Book: The Archaeology of Medieval Spain, 1100-1500
Chapter: Trade, Transport and Travel
The Iberian Peninsula represents a very particular case within the European context. During the Middle Ages Christians, Muslims and also Jews coexist in cities and the countryside. The territory was divided in Christian kingdoms and al-Andalus, both parts changing drastically between the 12th and 15th century. This book attempts to focus on differences, similarities and influences of these various cultures that developed during this crucial period between High and Late Middle Ages, as well as their heritage in present Spain.
The volume is the first modern account in English of medieval archaeology in Spain benefiting from the extraordinary development of Spanish archaeological research arising from the creation of regional governments (Comunidades Autónomas) in the 1980’s.

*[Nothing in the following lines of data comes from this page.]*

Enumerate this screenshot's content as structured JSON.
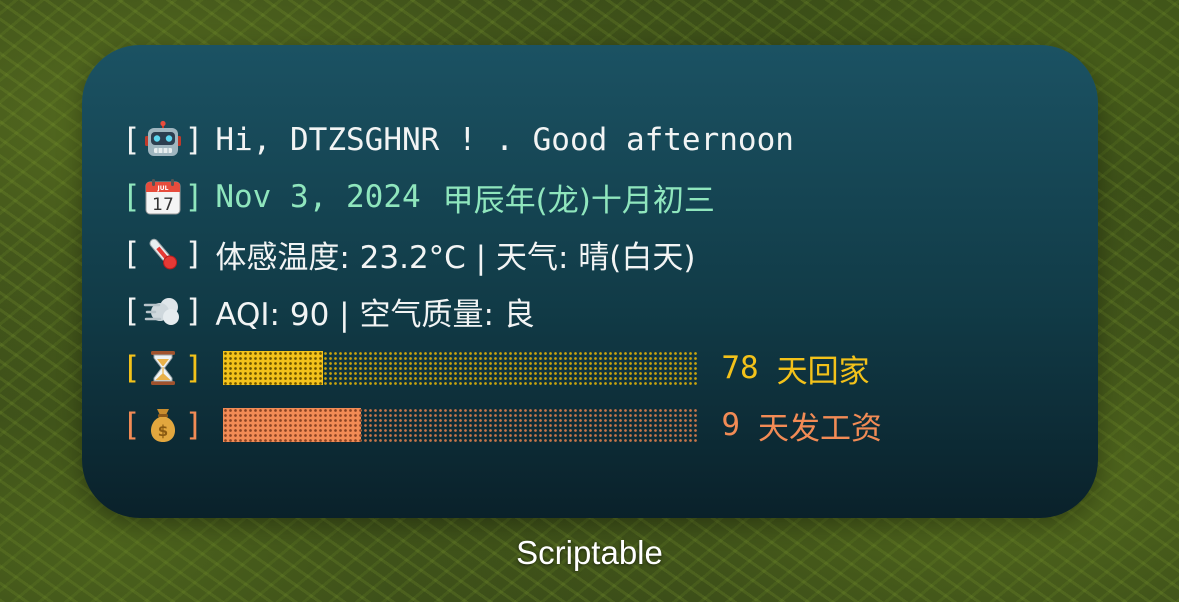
{
  "widget": {
    "greeting": "Hi, DTZSGHNR ! . Good afternoon",
    "date": "Nov 3, 2024",
    "lunar_date": "甲辰年(龙)十月初三",
    "weather": "体感温度: 23.2°C | 天气: 晴(白天)",
    "aqi": "AQI: 90 | 空气质量: 良",
    "home_countdown": {
      "days": "78",
      "label": "天回家",
      "progress": 0.21,
      "color": "#f3c21a"
    },
    "payday_countdown": {
      "days": "9",
      "label": "天发工资",
      "progress": 0.29,
      "color": "#f28b55"
    },
    "icons": [
      "robot-icon",
      "calendar-icon",
      "thermometer-icon",
      "wind-icon",
      "hourglass-icon",
      "money-bag-icon"
    ],
    "calendar_icon_text": {
      "month": "JUL",
      "day": "17"
    }
  },
  "app_label": "Scriptable",
  "colors": {
    "text_white": "#f2f4f4",
    "date_green": "#8fe6bd",
    "home_yellow": "#f3c21a",
    "pay_orange": "#f28b55"
  }
}
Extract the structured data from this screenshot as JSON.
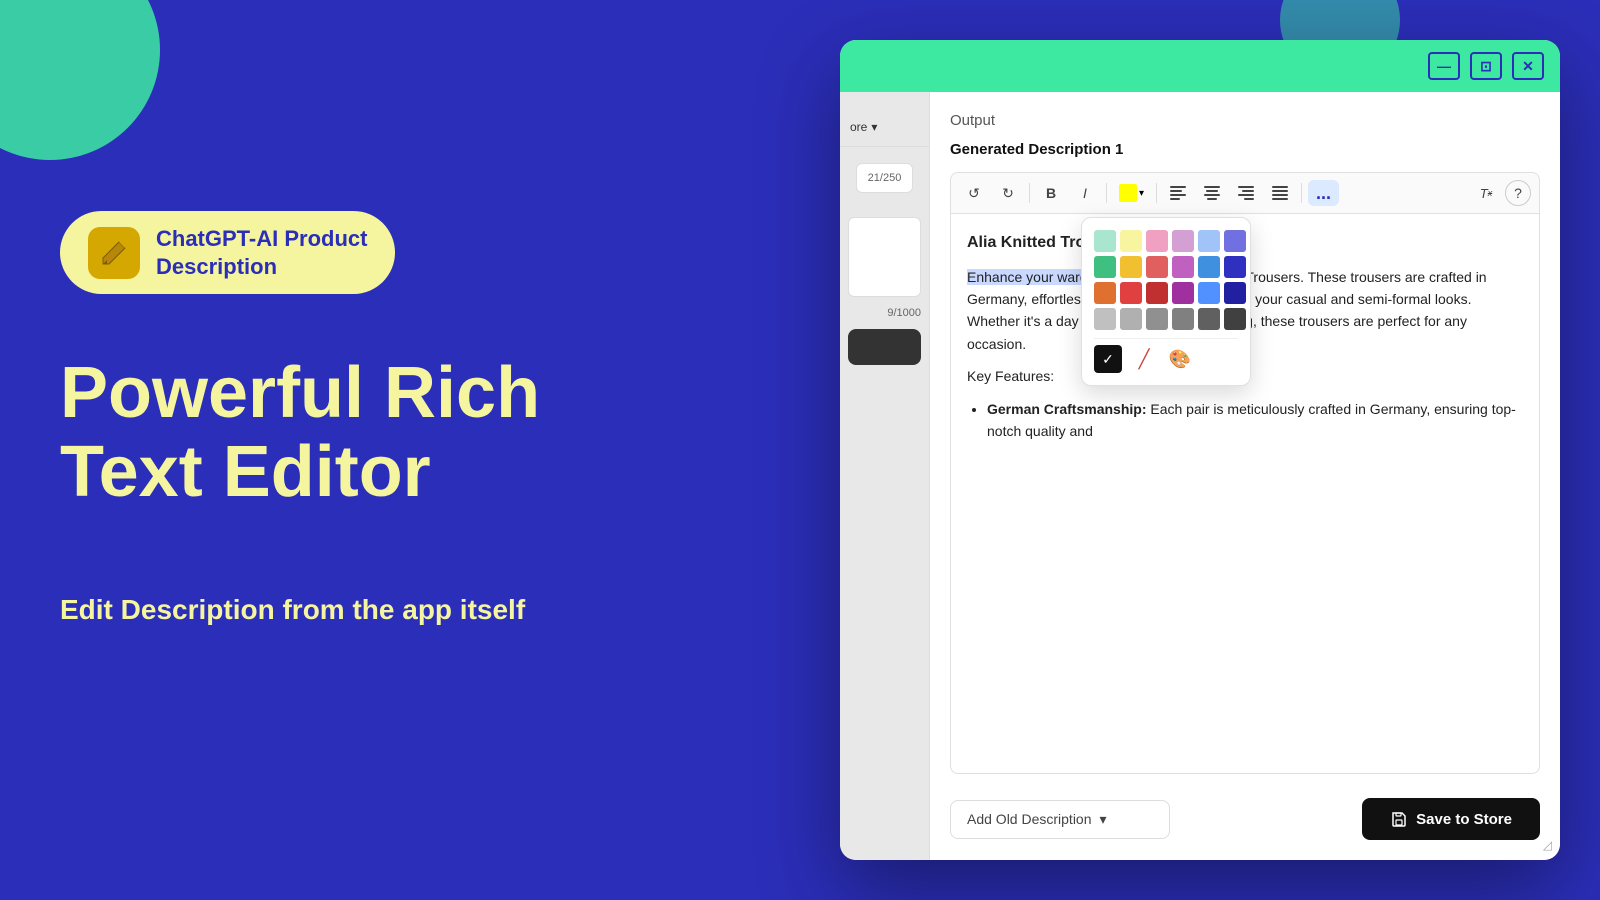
{
  "app": {
    "background_color": "#2b2eb8",
    "accent_color": "#3de8a0"
  },
  "logo": {
    "icon": "✏️",
    "title_line1": "ChatGPT-AI Product",
    "title_line2": "Description"
  },
  "hero": {
    "headline_line1": "Powerful Rich",
    "headline_line2": "Text Editor",
    "subheadline": "Edit Description from the app itself"
  },
  "window": {
    "minimize_label": "—",
    "restore_label": "⊡",
    "close_label": "✕"
  },
  "sidebar": {
    "dropdown_label": "ore",
    "char_counter": "21/250",
    "char_counter2": "9/1000"
  },
  "editor": {
    "output_label": "Output",
    "generated_title": "Generated Description 1",
    "content_heading": "Alia Knitted Trousers",
    "content_body": "Enhance your wardrobe with the Alia Knitted Trousers. These trousers are crafted in Germany, effortlessly combine style, elevating your casual and semi-formal looks. Whether it's a day out or an evening gathering, these trousers are perfect for any occasion.",
    "key_features_title": "Key Features:",
    "feature_1_title": "German Craftsmanship:",
    "feature_1_text": "Each pair is meticulously crafted in Germany, ensuring top-notch quality and",
    "toolbar": {
      "bold_label": "B",
      "italic_label": "I",
      "more_label": "...",
      "align_left": "≡",
      "align_center": "≡",
      "align_right": "≡",
      "align_justify": "≡",
      "clear_format": "Tx",
      "help": "?"
    },
    "color_picker": {
      "colors": [
        "#a8e6cf",
        "#f7f7a0",
        "#f7c0c0",
        "#d4a0d4",
        "#a0c4f7",
        "#7070e0",
        "#40c080",
        "#f0c030",
        "#e06060",
        "#c060c0",
        "#4090e0",
        "#3030c0",
        "#e07030",
        "#e04040",
        "#c03030",
        "#a030a0",
        "#5090ff",
        "#2020a0",
        "#c0c0c0",
        "#b0b0b0",
        "#909090",
        "#808080",
        "#606060",
        "#404040"
      ],
      "selected_color": "#000000"
    },
    "add_old_desc_label": "Add Old Description",
    "save_to_store_label": "Save to Store"
  }
}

This chapter studies the trade and transport systems as clear indicators of the nature and health of the economic system of any society. The volume and scale of exchange and transfer of goods, people, skills and ideas constitute a measure of the systems of production and of the distribution of goods, from a local or regional scale to an international one. The buildings, public constructions and objects unearthed by archaeology enable us to identify whether a settlement had a subsistence economy, producing its own artefacts such as ceramics or metals and food without external trade, or whether the state had developed a complex market economy with far reaching trade and cultural contacts.